Treize survivants, la plupart habitant aux Etats-Unis, mais aussi au Canada, en Israël et au Royaume-Uni, ont été enregistrés. Ils ont répondu à des milliers de questions, chacun assis pendant une semaine dans un studio rempli de caméras haute définition pour les filmer sous tous les angles.
'Un instrument puissant'
"Cela nous prépare pour le jour où nos survivants ne seront plus là", explique Susan Abrams, directrice exécutive du musée.
Le régime nazi a tué six millions de Juifs, et des millions d'autres personnes, pendant l'Holocauste. A mesure que les survivants prennent de l'âge, la question se pose de la préservation de leurs mémoires.

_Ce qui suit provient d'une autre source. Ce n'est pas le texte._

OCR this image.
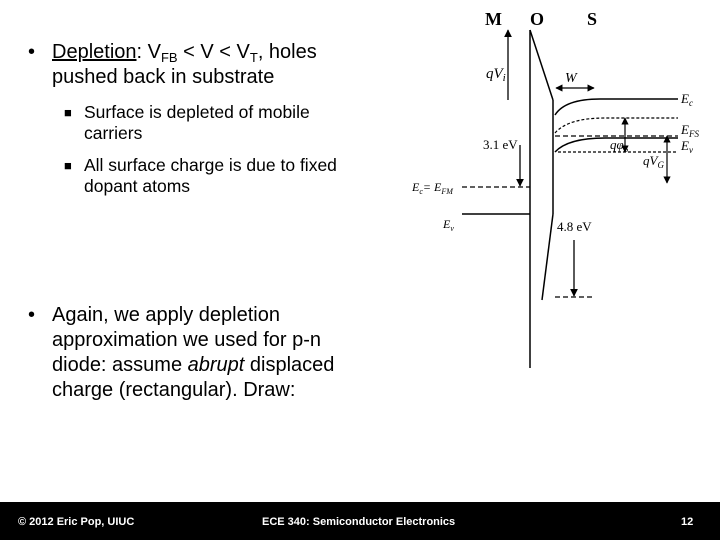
• Depletion: $V_{FB} < V < V_T$, holes
pushed back in substrate
■ Surface is depleted of mobile
carriers
■ All surface charge is due to fixed
dopant atoms
• Again, we apply depletion
approximation we used for p-n
diode: assume abrupt displaced
charge (rectangular). Draw:
M O S
$qV_i$	W
$E_c$
$E_{FS}$
$E_v$
$q\varphi_S$
$qV_G$
3.1 eV
$E_c= E_{FM}$
$E_v$	4.8 eV
© 2012 Eric Pop, UIUC	ECE 340: Semiconductor Electronics	12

Le réalisateur américain Steven Spielberg a établi en 1994 une fondation qui a filmé le récit de 55.000 survivants et témoins.
Cette organisation est devenue par la suite la Shoah Foundation, entité de l'Université de Californie du Sud à Los Angeles. Elle a aidé le musée de l'Illinois à créer les hologrammes.
Le projet a mis presque trois ans à se concrétiser et a coûté cinq millions de dollars. Les premiers tests du produit fini, présenté officiellement dimanche dernier, sont encourageants, se réjouit Mme Abrams.
"Les visiteurs se sentent plus à l'aise de poser leurs questions à l'hologramme, parce qu'ils ne s'inquiètent pas de blesser cette personne, ou de la contrarier. Et donc, c'est vraiment un instrument puissant", ajoute-t-elle.
Installés dans l'auditorium du musée, à Skokie, des dizaines d'écoliers boivent les paroles d'Adina Sella, assise devant eux, sur une chaise rouge. Les rares crépitements rappellent qu'elle n'est qu'une image.
"Quel âge as-tu?", demande un enfant.
"Je suis née le 1er décembre 1935, alors s'il-te-plait, calcule-le", répond-elle, avec un fort accent. Sa réponse a été enregistrée de façon à ce qu'elle reste valable au fil des ans.
Les enfants ont rapidement fait le calcul: 81 ans.
'Nous ne serons plus là'
Le musée, comme les autres institutions consacrées à l'Holocauste, organise régulièrement des discussions avec des survivants présents en personne: un groupe baptisé "Speakers' Bureau".
Aaron Elster, l'un des responsables de ce groupe, est l'un des premiers à avoir participé au projet des hologrammes. "La plupart d'entre nous s'inquiètent de ce qu'il se passera quand, dans peu de temps, nous ne serons plus là", dit-il.
Est-ce que les survivants deviendront une note de bas de page historique, ou "serons-nous encore en vie, en substance, pour raconter aux gens ce qu'il s'est passé?", poursuit-il. "Nous pensons que c'est vraiment important. Nous voulons qu'on se souvienne de nos familles"
Le musée pense à terme donner l'autorisation à d'autres institutions d'utiliser le projet d'hologramme, afin qu'elles créent des expositions similaires.
"Nous voulons que cette expérience soit reproduite dans le monde entier", précise Mme Abrams.
Ces hologrammes font partie d'une exposition intitulée "Take a Stand Center", orientée vers les écoliers. Elle comprend également des écrans tactiles présentant des personnalités vivantes ou non, comme l'ancien président sud-africain Nelson Mandela ou la militante pakistanaise Malala Yousafzai.